Q14. How long did prolonged depolarization induce DSE in hippocampal slices?
in a recent study, prolonged (5–10 s) depolarization was found to readily induce DSE in hippocampal slices, which was absent in CB1 knock-out mice (273).
Q15. What is the effect of substance P receptors on the firing rate of the hippocampal?
C: activation of substance P receptors enhances the firing rate of predominantly those hippocampal interneurons (5), which express CB1 receptors (188).
Q16. What is the role of the PLC/DGL pathway in the formation of 2-AG?
The fact that various, structurally distinct inhibitors of PLC and DGL activities prevent 2-AG formation in cultures of cortical neurons indicates that the PLC/DGL pathway may play a primary role in this process (328).
Q17. What is the effect of cannabinoid agonists on excitatoryFIG?

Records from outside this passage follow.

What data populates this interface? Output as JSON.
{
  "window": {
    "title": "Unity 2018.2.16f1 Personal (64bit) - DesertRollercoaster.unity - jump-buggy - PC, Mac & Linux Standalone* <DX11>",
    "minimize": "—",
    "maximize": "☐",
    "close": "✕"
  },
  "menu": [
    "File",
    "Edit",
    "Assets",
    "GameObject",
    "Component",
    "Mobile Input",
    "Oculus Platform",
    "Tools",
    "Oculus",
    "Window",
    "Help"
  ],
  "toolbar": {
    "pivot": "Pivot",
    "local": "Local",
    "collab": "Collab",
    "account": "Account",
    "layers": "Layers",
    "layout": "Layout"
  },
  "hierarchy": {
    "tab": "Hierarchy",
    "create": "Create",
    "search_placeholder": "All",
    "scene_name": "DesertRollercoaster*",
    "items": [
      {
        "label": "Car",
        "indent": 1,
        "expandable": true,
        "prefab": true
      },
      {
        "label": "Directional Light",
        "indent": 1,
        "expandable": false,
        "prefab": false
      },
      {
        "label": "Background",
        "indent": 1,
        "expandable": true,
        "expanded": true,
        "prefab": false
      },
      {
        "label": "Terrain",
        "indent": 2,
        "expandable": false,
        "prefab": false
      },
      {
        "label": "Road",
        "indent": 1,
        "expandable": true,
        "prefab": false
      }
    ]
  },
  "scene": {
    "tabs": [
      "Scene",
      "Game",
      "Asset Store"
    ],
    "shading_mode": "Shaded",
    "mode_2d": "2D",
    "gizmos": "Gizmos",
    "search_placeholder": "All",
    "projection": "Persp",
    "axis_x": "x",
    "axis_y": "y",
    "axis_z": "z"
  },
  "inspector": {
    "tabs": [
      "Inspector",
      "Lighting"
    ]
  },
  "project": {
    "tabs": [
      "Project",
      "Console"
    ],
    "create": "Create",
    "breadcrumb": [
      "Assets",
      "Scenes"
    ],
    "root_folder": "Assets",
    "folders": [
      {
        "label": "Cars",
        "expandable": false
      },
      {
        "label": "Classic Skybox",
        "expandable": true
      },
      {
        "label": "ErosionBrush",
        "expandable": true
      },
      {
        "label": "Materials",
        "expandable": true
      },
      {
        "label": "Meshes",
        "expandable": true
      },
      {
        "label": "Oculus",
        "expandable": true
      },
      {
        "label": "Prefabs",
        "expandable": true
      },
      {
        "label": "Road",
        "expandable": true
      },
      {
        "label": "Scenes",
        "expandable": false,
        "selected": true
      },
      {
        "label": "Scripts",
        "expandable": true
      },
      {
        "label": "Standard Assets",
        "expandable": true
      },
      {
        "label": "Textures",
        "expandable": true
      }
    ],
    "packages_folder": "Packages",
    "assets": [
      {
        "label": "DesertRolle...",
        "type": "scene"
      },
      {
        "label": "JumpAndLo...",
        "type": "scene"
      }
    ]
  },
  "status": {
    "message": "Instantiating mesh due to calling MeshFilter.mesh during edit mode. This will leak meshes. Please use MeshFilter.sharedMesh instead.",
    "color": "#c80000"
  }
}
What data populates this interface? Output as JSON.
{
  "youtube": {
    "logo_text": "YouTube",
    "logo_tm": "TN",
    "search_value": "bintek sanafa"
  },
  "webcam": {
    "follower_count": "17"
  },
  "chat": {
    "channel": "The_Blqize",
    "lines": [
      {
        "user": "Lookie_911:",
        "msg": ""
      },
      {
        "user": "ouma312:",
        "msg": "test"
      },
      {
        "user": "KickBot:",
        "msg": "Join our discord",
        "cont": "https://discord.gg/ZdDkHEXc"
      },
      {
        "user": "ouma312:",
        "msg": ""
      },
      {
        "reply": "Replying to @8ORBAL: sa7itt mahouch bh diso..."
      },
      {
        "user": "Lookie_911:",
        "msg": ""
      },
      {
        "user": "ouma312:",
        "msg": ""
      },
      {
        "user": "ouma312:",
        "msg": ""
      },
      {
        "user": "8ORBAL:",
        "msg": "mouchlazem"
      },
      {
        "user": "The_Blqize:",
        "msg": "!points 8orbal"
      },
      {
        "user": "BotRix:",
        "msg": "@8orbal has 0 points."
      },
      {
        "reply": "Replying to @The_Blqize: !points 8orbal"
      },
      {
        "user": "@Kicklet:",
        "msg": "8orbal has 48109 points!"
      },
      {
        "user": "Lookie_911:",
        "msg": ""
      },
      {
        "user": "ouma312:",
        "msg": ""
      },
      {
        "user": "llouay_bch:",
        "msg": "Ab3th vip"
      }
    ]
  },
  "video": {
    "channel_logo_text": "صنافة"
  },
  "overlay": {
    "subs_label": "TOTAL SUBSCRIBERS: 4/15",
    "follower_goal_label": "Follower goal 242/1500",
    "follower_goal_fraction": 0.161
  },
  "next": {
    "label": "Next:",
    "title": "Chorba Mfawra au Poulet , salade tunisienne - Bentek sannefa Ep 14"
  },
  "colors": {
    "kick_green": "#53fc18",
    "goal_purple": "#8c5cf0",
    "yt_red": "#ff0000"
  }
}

Results from a variety of cortical tissue preparations are consistent in indicating that cannabinoid agonists can reduce excitatoryFIG.
Q18. What was the effect of mGluR on DSI in the hippocampus?
In contrast, in the hippocampus, forskolin and group II or III mGluR ligands were without effect on DSI; however, group The authoragonists occluded, and antagonists reduced it (257).
Q19. Does it act as a direct cannabinoid agonist when administered to live animals?
Consistent with its low affinity for CB1 receptors, AM404 does not act as a direct cannabinoid agonist when administered to live animals.